Taniuchi formed the band in May of 2011 with four others. Steve McSweeney, who plays lead guitar, is the only other surviving member from the original, five-piece lineup. The band is now a four-piece, with Jonathan Baez on drums and Tyler Morris—who joined the band in May of last year—on bass. “Our sound is now a lot tighter as a result,” says McSweeney. He and Taniuchi met working as IT specialists (aside from Baez, all members of the band are computer geeks with saucy musical skills). “I played (bass) in bands back home [in Ireland] between the ages of 18 and 20. Then I started chasing snow all over the world,” says McSweeney. “I came down here for a couple of weeks in 2005. I’m a snow junkie, basically.” Once friends, the two began to jam, and when Taniuchi decided to form a band, she went to McSweeney first. Lead guitar wasn’t his forte, originally, but he studied hard, and now croons out riffs that take the songs to their greatest heights. “He one of the best lead guitarists I’ve ever had the fortune of playing with. He’s the wizard,” says Morris.

Morris had played with a band named Salt Insurgence from 2008 to 2009 before finding himself bandless.  “I was in between bands and I tried out for The Suicycles,” he says. They didn’t choose him, but Black Rob of The Suicycles mentioned a band named Lady Murasaki that could really use a dynamic bass player. Once Morris played with Lady Murasaki, they realized what a natural fit it was and he was in the band.

Lady Murasaki went through ten different drummers before finding Jonathan Baez. “So far, he’s the freaking awesomest,” says McSweeney. The nephew of famous ’60s folk singer Joan Baez, Jonathan Baez was first inspired to play the drums when he saw Animal on The Muppet Show. He saw the rage and fun of Animal and said, “I’m going to be that guy.” He eventually learned the drums by ear, and today he’s an integral part of the band. Baez says, “I’m definitely digging Lady Murasaki. You can be yourself—you can dance on the drums.” Everyone laughed together as Baez described his love for drumming in the band. He seems to be their backbone for fun and unceasing energy.

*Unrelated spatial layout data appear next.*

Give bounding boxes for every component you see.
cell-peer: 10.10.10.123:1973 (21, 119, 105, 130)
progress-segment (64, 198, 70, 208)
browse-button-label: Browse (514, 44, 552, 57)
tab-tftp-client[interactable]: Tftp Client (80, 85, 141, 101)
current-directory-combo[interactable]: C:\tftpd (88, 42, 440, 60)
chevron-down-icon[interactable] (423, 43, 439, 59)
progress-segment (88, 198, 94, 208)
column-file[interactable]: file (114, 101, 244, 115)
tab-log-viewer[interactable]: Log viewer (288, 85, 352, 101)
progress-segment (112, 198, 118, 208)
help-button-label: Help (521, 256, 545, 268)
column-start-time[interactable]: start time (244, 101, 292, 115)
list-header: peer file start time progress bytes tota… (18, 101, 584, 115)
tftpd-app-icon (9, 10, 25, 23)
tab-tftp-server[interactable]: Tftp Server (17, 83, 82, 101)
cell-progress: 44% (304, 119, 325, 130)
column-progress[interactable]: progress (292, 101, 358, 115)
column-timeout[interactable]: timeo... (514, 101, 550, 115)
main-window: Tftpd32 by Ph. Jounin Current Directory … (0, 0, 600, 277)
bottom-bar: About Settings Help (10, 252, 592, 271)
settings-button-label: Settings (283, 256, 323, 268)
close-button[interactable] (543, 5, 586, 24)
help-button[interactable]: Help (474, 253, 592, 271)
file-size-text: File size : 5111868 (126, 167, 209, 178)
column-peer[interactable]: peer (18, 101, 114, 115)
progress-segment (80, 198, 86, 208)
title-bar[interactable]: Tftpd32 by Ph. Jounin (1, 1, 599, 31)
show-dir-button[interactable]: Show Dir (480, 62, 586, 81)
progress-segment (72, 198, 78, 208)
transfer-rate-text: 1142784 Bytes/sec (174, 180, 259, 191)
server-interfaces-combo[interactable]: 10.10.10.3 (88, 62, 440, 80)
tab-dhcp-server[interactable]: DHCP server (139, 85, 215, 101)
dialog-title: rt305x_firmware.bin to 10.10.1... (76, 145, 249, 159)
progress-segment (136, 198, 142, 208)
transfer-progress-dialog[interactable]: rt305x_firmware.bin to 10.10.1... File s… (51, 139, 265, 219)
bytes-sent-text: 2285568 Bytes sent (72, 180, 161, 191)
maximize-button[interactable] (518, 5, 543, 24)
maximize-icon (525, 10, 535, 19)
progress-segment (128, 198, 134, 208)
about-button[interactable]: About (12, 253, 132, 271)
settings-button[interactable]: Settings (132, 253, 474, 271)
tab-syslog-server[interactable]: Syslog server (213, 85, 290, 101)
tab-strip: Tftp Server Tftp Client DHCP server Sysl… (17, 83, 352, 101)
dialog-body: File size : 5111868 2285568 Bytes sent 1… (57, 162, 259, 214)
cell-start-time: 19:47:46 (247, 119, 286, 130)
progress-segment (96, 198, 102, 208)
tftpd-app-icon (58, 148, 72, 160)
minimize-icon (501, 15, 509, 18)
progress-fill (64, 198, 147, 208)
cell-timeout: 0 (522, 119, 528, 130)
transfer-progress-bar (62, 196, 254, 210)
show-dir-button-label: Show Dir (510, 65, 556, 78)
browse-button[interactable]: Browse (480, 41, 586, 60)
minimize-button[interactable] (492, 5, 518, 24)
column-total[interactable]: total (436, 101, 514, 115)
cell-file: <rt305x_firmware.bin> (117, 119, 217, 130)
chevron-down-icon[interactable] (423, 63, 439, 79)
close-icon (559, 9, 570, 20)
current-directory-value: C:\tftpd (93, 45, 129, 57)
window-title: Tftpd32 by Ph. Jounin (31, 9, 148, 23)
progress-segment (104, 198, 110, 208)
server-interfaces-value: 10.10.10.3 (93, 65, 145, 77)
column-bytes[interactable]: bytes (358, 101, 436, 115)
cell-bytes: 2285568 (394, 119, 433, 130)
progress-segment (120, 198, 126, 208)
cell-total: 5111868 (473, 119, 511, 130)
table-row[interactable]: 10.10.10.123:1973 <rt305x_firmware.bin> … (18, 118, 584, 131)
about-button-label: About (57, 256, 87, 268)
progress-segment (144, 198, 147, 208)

It’s not hard to imagine the vibe they bring onstage. Baez is the “Animal” behind the drums; Morris is grooving on the bass behind anything McSweeney turns out; then you have Taniuchi with resonating vocals, simple keyboard notes and a neverending smile.

They recently decided to adopt a motto from fellow SLC band King Niko: “We want to play music that makes the chicks dance,” says Taniuchi. They also want to be able to reach any kind of audience. It’s that desire combined with the band’s chemistry that makes national success a possibility for them. Taniuchi feels that the band’s overall vibe could be compared to The Cardigans. “We’re pretty flexible in terms of gigs,” says Taniuchi. They’ve played everything from lounge and hard rock sets to acoustic sets at the VFW Bar.

The band has an EP available on Bandcamp (ladymurasaki.bandcamp.com), but it’s the work of the old lineup with five members. As a four piece, they’re currently working on a single titled “Baby Hit the Beats.” Kyle Dickson, who plays in the SLC band Beachmen, is mastering the single and we’ll be able to hear it live at Localized. Although one single may not sound like much, the band has such free-flowing abilities that McSweeney says, “There’s always a new song creeping in.” With all of Lady Murasaki’s current momentum, their Localized set is sure to be a memorable one, so don’t miss it.